Delayed rectifier current of bullfrog sympathetic neurons: ion‐ion competition, asymmetrical block and effects of ions on gating.

1. The delayed rectifier (DR) K+ channel pore was probed using different permeant and blocking ions applied intra‐ and extracellularly. Currents were recorded from bullfrog sympathetic neurons using whole‐cell patch‐clamp techniques. 2. With intra‐ and extracellular Cs+ (0 K+), there were large, tetraethylammonium (TEA)‐sensitive currents. Adding K+ back to the extracellular solution revealed that the current with Cs+i was K+ selective (permeability ratio PCs/PK = 0.17 +/‐ 0.02, n = 4) and showed a strong anomalous mole fraction effect. 3. There were also large non‐inactivating currents with Na+i and Na+o (0 K+). The current with Na+i was K+ selective (Na+o vs. K+o: PNa/PK = 0.022 +/‐ 0.005, n = 5), and was TEA sensitive with K+o but not with Na+o. 4. Permeant ions affected gating kinetics. DR currents activated faster in K+ than in Cs+, and activated faster with increasing concentrations of either K+ or Cs+. Deactivation was slowed by increased K+ or Cs+ concentration, with no difference between K+ and Cs+. 5. The pore was also characterized using intracellular blocking ions.

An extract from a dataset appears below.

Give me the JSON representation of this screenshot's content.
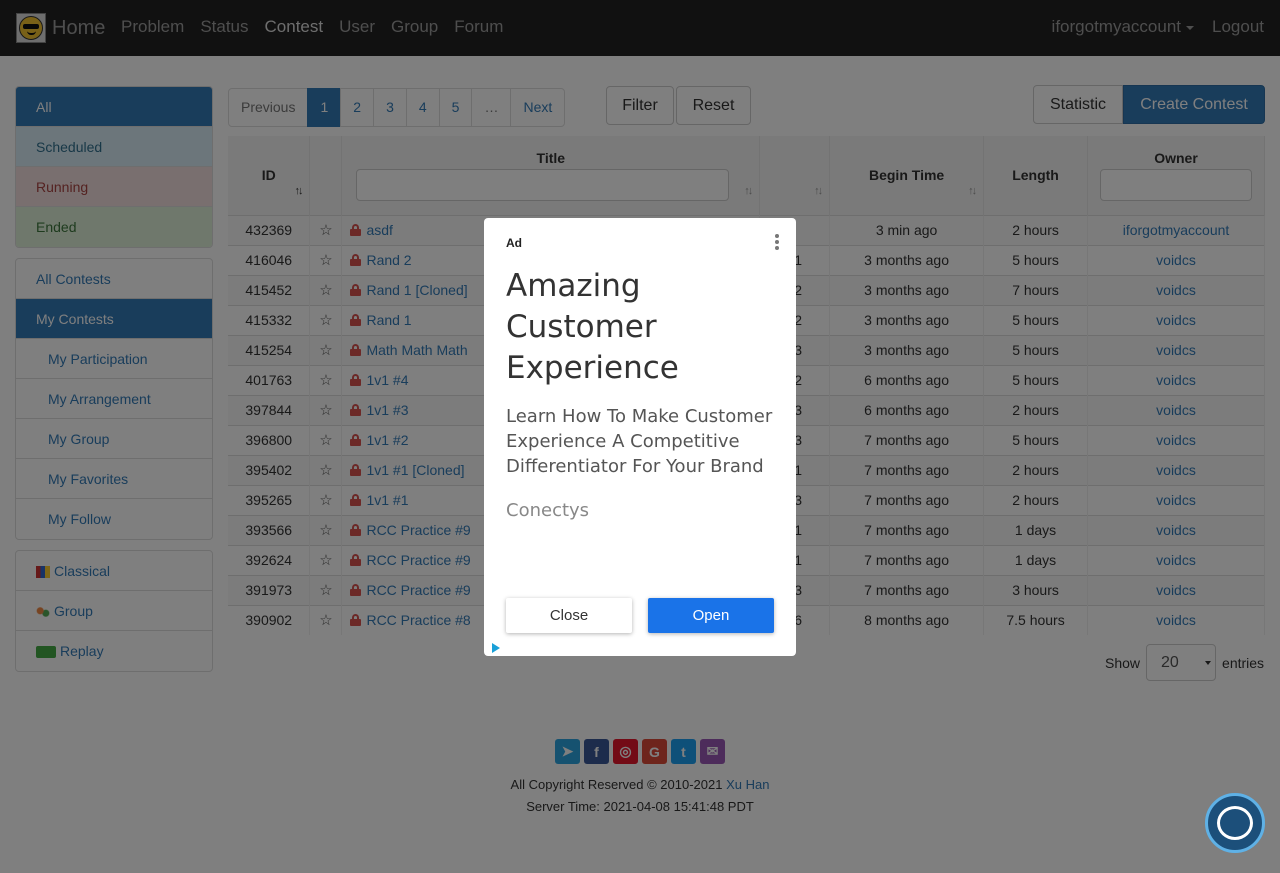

A wide variety of monovalent cations (TEA, N‐methyl‐D‐glucamine, arginine, choline, CH3NH3+, Li+, Cs+ and Na+) blocked DR channels from the inside in a voltage‐dependent manner: KD at 0 mV was 2.9 mM for TEA and 134‐487 mM for the others, at apparent electrical distances (delta) of 0.33‐0.79. There was no detectable block by 10 mM Mgi2+. Apart from TEA, the organic cations did not block from the outside. 6. The permeability to Na+ in the absence of K+, and the strong anomalous mole fraction effects observed for Cs+o + K+o mixtures, suggest that DR channels select for K+ using ion‐ion competition. The block by large intracellular cations shows that the pore is asymmetrical. The loss of high affinity TEAo block with Na+i and Na+o, and the effects of permeant ions on gating, suggest that channel conformation may be affected by ions in the pore.